The Authority noted that 'Cancer is one of the leading causes of adult illness and death due to chronic and non-communicable diseases (NCD) in India. As per WHO estimate, there are approximately 18 million cases globally and 1.5 million in India alone. There were 8 lakhs cancer deaths in India in 2018. The number of new cases is estimated to double in India in 2040. The financial burden associated with cancer can force patients and households to acute misery and even insolvency. It is also noted that out of pocket (OOP) expenditure on cancer hospitalization is about 2.5 times of overall average hospitalization expenditure. It is estimated that almost more than 50% cancer patients avail the private sector facilities and out of pocket expenses in the healthcare including cancer care is about around 65%.

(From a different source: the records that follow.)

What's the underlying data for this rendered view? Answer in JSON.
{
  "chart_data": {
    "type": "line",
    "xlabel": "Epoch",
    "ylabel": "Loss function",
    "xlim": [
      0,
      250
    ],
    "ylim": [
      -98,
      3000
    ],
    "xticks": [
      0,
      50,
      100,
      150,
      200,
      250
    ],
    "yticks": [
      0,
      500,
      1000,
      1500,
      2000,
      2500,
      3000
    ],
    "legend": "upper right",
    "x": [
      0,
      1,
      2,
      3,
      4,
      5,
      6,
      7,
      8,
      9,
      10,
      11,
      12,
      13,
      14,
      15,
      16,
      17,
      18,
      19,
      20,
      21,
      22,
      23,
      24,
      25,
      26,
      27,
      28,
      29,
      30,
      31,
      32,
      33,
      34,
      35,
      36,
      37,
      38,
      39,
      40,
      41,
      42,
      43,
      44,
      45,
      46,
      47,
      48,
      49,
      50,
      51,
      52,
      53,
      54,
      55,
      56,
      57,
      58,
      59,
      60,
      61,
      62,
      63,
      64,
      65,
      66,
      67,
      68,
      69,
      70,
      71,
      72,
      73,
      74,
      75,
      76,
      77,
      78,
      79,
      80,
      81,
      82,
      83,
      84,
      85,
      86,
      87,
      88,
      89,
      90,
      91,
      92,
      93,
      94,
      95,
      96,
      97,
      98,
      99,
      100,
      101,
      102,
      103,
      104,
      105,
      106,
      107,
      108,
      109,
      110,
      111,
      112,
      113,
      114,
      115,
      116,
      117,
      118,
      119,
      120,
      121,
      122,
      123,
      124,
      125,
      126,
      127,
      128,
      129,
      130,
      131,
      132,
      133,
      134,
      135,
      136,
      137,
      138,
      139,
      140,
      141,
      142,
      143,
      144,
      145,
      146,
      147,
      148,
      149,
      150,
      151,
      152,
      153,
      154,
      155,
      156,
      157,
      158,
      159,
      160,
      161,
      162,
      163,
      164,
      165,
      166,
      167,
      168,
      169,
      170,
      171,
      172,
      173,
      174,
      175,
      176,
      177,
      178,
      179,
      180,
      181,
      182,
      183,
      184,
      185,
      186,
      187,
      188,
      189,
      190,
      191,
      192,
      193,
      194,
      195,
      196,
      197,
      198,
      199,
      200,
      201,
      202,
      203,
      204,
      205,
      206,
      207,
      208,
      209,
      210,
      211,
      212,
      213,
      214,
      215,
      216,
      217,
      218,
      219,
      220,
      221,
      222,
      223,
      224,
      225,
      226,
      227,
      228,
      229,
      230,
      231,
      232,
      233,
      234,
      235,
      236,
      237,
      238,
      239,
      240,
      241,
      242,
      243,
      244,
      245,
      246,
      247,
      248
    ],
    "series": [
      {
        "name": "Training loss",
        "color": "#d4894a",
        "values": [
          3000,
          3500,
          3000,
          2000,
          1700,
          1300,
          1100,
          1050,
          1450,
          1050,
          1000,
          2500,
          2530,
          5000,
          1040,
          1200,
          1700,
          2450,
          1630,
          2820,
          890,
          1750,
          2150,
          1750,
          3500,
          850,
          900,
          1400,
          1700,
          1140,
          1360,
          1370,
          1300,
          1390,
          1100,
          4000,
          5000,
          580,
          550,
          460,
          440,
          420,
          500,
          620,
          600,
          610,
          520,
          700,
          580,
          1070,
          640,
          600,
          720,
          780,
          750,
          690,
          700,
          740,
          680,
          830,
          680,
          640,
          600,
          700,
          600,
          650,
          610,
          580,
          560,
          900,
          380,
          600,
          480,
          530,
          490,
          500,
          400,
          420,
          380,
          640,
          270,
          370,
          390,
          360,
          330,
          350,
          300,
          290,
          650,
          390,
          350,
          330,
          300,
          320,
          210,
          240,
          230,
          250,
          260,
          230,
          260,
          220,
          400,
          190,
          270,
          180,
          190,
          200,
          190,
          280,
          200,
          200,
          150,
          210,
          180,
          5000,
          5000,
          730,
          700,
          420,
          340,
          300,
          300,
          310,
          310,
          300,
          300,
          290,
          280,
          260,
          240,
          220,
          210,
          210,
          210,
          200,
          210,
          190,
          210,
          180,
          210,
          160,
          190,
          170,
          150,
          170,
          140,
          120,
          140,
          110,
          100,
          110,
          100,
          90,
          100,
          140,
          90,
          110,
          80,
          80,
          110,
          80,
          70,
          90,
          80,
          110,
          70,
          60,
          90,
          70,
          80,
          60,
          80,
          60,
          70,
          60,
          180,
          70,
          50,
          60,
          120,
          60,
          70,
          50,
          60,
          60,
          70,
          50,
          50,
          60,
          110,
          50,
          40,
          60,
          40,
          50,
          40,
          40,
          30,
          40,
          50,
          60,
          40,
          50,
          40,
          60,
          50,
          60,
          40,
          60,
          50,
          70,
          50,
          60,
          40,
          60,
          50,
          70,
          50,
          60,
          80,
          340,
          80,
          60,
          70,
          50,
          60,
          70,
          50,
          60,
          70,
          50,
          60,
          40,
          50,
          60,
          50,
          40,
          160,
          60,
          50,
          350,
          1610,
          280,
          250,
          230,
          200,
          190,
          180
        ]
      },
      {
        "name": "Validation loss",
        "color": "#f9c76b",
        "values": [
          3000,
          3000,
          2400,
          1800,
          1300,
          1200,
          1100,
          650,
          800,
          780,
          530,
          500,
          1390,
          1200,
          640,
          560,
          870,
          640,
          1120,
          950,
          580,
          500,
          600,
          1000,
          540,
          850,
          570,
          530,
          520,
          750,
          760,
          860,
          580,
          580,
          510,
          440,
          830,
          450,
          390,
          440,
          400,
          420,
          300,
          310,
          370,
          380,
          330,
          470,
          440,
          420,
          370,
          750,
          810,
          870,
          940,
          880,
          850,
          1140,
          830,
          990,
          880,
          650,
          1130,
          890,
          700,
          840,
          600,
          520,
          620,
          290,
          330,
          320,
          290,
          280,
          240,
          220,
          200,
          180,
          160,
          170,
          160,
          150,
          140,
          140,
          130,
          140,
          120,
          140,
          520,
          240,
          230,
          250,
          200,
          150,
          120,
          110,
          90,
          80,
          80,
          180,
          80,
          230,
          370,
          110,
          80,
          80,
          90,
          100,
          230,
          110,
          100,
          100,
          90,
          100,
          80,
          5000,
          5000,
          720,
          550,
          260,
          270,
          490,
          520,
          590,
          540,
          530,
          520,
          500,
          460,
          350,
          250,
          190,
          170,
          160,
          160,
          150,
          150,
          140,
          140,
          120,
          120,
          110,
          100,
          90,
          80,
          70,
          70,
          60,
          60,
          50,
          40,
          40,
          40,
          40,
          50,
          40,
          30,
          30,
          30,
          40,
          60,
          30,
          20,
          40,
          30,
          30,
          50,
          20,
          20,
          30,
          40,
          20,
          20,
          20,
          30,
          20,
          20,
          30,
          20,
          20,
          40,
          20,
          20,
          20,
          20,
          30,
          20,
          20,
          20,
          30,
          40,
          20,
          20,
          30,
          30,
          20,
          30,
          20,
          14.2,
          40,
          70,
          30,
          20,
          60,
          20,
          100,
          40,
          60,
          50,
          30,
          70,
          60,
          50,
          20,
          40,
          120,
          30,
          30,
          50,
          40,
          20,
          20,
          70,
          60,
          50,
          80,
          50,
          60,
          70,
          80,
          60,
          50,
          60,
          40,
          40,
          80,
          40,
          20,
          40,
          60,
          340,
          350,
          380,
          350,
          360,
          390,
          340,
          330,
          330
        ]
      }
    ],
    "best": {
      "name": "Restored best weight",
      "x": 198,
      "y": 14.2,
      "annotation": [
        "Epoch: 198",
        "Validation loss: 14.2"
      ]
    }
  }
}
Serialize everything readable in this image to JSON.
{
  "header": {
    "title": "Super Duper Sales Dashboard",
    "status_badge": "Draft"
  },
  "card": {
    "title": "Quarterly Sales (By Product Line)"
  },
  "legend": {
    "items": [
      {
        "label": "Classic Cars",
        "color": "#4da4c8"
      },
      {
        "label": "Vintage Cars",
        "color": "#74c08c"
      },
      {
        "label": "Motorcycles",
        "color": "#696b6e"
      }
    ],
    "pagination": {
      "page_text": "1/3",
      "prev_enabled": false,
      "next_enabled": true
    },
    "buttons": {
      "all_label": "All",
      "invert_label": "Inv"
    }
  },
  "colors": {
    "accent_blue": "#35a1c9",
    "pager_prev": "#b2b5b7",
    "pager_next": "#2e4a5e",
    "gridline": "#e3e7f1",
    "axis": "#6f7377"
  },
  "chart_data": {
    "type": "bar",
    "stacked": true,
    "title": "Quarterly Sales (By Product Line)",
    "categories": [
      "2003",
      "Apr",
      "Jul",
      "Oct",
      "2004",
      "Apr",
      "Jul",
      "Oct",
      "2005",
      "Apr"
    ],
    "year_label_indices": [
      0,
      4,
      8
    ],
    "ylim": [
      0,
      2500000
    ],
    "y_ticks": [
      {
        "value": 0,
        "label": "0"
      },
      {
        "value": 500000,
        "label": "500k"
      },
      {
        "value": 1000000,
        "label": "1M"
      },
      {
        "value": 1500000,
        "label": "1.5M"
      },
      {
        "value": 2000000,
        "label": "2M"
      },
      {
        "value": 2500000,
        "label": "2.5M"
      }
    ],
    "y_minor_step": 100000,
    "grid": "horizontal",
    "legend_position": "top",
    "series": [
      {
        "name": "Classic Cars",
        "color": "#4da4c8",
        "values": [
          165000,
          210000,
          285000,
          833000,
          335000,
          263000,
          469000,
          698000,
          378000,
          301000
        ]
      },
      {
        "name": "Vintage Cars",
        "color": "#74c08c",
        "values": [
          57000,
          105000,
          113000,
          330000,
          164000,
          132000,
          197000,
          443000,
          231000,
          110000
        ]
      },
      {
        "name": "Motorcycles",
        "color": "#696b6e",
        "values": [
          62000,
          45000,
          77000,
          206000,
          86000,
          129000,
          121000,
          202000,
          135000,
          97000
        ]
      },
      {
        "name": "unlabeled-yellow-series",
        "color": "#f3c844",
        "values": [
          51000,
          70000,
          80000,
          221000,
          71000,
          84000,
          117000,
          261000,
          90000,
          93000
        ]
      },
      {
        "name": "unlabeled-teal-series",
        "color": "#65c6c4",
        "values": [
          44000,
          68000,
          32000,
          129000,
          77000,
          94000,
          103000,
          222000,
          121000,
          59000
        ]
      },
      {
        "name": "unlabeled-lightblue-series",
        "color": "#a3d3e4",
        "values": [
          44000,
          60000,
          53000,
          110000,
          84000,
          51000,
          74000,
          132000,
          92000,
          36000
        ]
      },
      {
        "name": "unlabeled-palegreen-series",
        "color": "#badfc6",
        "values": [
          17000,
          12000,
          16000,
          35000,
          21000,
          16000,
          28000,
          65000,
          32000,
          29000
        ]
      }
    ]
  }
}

At present NLEM has 376 medicines out of which 59 drugs are already under the category of antineoplastic/ immunosuppressive, hormones & anti-hormones and medicines used for palliative care. Pricing of these medicines are controlled through DPCO as amended from time to time.

A disease centric approach on cancer assumes salience because of specific national policy commitments to ensure universal access to healthcare at affordable prices. Cancer patients in India incur heavy out-of-pocket expenditures. The cancer drugs need to be affordable so that whenever required the treatment can be provided at the earliest in the early stages when the cancer treatment is curable. The Authority noted that availability and affordability of cancer drugs will give impetus to treatment outcomes and will bring down the cost of common anti-cancer drugs thereby increasing affordability and accessibility of these drugs. The authority offers seven days period to drug manufacturers to recalculate the prices and inform back to NPPA.

Conclusion:

The latest move is expected to bring down prices of listed anti-cancer drugs for patients buying them at hospitals, and retail store, which generally bill them at MRP. However, it may not be effective for retail chains buying the drugs through wholesalers or stockiest that already give them large discounts.

Footnotes

1. http://nppaindia.nic.in/ceiling/press27February19/Notification-25.02.2019(Final).pdf

2. http://164.100.47.193/lsscommittee/Chemicals%20&%20Fertilizers/16_Chemicals_And_Fertilizers_45.pdf

3. Para 19 Fixation of ceiling price of a drug under certain circumstances – 'Notwithstanding anything contained in this order, the Government may, in case of extra-ordinary circumstances, if it considers necessary so to do in public interest, fix the ceiling price or retail price of any Drug for such period, as it may deem fit and where the ceiling price or retail price of the drug is already fixed and notified, the Government may allow an increase or decrease in the ceiling price or the retail price, as the case may be, irrespective of annual wholesale price index for that year'.

The content of this article is intended to provide a general guide to the subject matter. Specialist advice should be sought about your specific circumstances.